Now I’m back home and its been a couple of days since this news. I’ve been in hiding and refuse to answer my phone or see very many people. I don’t like to see pity in anyone’s eyes for me or have to explain a hundred times over why I’m back home and not in Houston. Its selfish, I know, but I have to do it or I will go clinically insane. My sanity at this point requires selfishness. I’m now waiting for a panel at MD Anderson to review my ‘aggressive’ case this coming week and make a recommendation as to what type of treatment should be next before trying again for the stem cell transplant. In the meantime, a blood-typing kit has been sent to my only sibling, my little sister, to see if she is my perfect match. A week will tell us whether she is or not. The search for my perfect match has begun.

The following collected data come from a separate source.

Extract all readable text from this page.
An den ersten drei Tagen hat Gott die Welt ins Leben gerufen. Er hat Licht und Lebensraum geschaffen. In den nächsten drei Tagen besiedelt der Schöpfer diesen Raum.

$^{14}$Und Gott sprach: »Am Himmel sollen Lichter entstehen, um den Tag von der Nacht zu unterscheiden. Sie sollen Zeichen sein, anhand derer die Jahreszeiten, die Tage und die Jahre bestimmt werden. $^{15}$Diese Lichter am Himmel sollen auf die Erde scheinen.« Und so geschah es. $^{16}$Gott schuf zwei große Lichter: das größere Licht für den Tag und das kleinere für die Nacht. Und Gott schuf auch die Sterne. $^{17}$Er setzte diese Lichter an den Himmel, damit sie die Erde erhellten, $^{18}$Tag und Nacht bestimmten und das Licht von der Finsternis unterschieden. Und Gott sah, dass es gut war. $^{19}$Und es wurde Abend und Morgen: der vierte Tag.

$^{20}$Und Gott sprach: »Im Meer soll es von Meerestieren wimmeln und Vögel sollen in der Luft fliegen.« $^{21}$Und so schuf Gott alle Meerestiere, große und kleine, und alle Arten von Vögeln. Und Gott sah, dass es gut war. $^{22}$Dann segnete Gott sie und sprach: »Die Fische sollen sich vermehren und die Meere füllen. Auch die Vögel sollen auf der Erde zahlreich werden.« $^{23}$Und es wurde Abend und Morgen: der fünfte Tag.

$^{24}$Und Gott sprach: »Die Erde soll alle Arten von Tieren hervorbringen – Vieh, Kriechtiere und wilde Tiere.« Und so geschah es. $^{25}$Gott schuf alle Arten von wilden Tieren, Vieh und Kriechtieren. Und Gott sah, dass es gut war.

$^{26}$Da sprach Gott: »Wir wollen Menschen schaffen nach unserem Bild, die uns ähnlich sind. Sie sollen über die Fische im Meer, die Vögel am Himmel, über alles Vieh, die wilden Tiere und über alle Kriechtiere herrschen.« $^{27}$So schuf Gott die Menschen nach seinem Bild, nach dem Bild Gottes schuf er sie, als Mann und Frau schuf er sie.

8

Oh, the irony. To think that I’ve been campaigning for people to sign up for the bone marrow registry saying that it could have been me that needed a donor when all the while, unbeknownst to me or anyone else, it WAS me. Now it IS me. It feels like a sick joke. Note to el diablo: it is NOT funny.
I’m due back at MD Anderson in about six weeks to re-scan me to see if this upcoming chemo has finally done its job. In a perfect world, my sister is my perfect match, I will be in remission in six weeks, and I’ll be able to get my transplant. But I do not live in a perfect world and although I am optimistic (I really am), I’m also a realist. I’m a realist in that nothing ever happens the way WE want it to, it happens the way God wants it to and His way is never easy.
Although this is one of those major setbacks, I know I have to keep on and keep trying. Life is all one big struggle anyway but its also beautiful, no matter what. Every day that I get to breathe is a gift and I am grateful still. Today my struggle is with cancer, who knows what struggles tomorrow will bring? Everyone has their own desert to cross at one point in their lives and this one is mine. My time is now. Now it IS me.